BIP 174 thoughts



Summary:

The discussion on the Partially Signed Bitcoin Transactions (PSBT) specification continues. Andrew Chow disagrees with the idea of removing global types from the revised spec, citing that it is less of a breaking change to leave them there than to remove them entirely. He also states that there may be a point in the future where they would be useful/necessary and by having them still be there, we allow for future extensibility. Meanwhile, Andrea suggests that in the revised spec, "global types" as a map or even as typed record can be completely removed since there is only one type (the transaction) and it's compulsory to have one (and only one).
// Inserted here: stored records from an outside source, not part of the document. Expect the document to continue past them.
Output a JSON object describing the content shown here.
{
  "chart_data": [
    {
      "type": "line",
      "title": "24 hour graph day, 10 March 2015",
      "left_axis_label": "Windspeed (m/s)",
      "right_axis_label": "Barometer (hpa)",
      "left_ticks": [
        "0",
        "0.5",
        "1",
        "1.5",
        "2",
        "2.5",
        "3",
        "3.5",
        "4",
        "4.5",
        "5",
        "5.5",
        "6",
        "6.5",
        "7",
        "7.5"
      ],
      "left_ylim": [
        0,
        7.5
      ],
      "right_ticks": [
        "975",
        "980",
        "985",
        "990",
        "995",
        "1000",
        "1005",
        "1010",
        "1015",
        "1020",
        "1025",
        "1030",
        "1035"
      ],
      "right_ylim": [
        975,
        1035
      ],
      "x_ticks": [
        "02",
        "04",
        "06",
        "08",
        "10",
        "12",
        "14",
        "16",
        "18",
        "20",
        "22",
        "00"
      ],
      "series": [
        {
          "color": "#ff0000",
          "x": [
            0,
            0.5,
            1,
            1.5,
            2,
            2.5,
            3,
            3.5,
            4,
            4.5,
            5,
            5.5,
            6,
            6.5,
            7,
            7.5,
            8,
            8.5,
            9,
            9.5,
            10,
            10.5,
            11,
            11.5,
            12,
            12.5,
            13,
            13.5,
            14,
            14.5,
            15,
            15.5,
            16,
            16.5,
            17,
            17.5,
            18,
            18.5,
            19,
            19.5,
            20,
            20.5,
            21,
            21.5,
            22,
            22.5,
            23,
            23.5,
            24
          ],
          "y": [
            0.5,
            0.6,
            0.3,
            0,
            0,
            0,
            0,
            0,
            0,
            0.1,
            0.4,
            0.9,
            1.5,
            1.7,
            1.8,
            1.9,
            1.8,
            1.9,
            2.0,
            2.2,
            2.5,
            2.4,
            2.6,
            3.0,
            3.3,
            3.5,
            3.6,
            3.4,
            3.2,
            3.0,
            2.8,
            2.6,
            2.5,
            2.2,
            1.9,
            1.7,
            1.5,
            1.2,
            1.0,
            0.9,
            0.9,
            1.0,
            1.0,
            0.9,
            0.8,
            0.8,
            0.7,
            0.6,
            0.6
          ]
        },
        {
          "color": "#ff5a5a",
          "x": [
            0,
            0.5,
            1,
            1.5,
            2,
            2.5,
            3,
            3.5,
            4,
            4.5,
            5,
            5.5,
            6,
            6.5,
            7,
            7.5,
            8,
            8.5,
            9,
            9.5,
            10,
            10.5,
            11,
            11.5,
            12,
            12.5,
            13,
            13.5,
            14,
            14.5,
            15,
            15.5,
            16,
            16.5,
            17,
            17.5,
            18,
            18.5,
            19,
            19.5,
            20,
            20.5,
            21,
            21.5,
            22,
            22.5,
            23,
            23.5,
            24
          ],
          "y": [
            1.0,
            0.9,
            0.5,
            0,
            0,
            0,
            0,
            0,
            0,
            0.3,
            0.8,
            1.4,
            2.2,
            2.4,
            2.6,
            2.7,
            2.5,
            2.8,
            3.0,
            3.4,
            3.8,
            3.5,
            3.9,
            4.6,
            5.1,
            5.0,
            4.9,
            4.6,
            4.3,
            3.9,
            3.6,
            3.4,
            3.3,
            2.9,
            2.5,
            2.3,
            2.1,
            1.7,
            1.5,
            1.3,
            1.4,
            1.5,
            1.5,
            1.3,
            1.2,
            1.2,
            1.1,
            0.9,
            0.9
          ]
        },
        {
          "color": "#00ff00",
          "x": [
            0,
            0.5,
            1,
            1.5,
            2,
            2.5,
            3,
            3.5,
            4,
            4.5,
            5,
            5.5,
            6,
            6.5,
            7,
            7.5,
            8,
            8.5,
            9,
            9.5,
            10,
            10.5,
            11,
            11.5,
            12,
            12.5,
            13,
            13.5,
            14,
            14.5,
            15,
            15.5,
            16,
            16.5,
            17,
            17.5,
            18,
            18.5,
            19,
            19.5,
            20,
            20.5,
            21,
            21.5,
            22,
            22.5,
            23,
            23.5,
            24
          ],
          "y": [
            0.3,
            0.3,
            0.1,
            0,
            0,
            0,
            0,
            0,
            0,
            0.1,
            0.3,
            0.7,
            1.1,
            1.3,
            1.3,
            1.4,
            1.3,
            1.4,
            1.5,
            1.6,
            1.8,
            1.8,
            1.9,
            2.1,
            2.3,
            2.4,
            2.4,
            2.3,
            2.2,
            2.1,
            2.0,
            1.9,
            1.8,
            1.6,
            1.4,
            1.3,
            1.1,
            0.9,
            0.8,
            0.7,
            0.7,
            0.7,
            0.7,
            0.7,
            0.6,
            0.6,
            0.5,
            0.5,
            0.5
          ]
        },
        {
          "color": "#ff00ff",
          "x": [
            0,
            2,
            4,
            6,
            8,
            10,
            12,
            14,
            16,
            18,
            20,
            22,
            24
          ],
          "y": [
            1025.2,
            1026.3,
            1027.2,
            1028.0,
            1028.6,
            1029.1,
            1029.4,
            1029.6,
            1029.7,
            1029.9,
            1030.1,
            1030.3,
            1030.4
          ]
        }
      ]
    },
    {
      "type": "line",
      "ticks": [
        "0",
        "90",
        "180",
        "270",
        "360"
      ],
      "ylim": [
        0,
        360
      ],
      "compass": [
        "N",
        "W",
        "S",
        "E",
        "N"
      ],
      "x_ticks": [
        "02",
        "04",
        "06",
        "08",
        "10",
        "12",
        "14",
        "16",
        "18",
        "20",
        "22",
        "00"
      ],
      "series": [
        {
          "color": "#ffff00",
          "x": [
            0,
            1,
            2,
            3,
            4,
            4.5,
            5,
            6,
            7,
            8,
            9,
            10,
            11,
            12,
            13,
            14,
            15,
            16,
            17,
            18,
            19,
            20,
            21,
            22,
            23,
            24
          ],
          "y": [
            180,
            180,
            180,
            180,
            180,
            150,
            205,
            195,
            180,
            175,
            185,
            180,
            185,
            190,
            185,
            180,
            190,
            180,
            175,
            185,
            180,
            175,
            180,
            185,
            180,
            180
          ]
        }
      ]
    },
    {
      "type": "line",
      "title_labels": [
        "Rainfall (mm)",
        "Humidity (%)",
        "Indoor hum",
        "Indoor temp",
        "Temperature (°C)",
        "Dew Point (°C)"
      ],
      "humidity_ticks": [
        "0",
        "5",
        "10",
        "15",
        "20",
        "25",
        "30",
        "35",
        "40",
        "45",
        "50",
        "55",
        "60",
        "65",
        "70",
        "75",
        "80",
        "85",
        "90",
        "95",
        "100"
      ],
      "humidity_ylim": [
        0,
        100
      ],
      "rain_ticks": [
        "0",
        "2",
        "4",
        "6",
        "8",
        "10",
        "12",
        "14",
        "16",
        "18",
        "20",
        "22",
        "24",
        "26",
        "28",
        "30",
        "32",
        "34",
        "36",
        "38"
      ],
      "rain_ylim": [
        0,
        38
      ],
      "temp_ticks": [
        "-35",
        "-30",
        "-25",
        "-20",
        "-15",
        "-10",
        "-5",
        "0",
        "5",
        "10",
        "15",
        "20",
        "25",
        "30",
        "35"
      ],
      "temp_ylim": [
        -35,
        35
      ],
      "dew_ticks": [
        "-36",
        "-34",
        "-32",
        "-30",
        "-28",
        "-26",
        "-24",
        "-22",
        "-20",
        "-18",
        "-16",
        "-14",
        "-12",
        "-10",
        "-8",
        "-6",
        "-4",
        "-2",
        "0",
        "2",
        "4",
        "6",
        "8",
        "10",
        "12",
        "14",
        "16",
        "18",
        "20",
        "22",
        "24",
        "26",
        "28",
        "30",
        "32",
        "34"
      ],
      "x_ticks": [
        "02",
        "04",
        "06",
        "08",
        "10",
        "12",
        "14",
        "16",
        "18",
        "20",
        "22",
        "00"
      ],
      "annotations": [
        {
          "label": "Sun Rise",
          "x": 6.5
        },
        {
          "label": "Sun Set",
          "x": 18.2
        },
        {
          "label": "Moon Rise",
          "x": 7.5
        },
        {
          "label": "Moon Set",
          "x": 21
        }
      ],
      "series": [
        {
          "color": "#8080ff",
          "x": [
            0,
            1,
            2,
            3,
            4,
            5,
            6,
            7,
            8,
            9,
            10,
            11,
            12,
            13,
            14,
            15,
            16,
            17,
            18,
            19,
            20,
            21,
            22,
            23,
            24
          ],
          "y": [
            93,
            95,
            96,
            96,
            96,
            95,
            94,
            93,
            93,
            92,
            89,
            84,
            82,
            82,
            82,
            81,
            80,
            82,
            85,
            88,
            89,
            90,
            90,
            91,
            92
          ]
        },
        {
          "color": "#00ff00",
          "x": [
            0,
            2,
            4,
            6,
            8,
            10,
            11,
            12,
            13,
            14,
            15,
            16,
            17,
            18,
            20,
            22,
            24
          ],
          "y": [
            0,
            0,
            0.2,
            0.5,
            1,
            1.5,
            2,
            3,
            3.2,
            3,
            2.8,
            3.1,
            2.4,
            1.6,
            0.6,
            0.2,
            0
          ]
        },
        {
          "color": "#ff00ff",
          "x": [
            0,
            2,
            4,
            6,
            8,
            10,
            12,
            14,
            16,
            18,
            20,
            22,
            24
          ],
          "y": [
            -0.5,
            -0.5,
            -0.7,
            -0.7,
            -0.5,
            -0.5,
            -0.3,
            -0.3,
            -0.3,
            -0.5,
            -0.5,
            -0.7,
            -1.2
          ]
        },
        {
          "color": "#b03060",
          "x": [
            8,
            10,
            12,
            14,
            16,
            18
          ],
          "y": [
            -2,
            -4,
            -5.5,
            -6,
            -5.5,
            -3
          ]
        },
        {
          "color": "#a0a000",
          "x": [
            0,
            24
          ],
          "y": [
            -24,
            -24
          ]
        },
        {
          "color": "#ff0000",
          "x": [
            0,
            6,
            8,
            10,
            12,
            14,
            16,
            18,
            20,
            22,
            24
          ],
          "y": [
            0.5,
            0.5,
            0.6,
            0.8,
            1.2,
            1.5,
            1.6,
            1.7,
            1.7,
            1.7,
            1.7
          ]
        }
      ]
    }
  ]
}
After the header + separator, there must be a transaction. She also agrees that having per-input key derivation and per-output data is a lot more handy for signers but has no special feeling regarding the encoding. In an earlier message, the suggestion of having a human-readable part like lightning invoices was brought up, but Andrew does not think this is necessary. The magic code is still necessary for the binary format in order to prevent normal transaction deserializers from accidentally deserializing a psbt. While having a base encoding that excludes + and / characters, such as base62 (gmp-style), would be ideal, it is better to use an encoding that most wallets already support. Peter D. Gray thinks that PSBTs should not have a specified encoding but should be binary-only and hex for developers and JSON interfaces. Nonetheless, he acknowledges that strings will likely be the primary way people move PSBTs around initially and favors using Base64 encoding since the strings will be smaller. Additionally, he suggests using a filename extension (.PSBT?) and a mime-type to match for better interoperability. Finally, Andrew agrees with the feedback on the BIP as it stands now and will update Appendix A, define symbols for numeric key values, and work on reformatting the tables.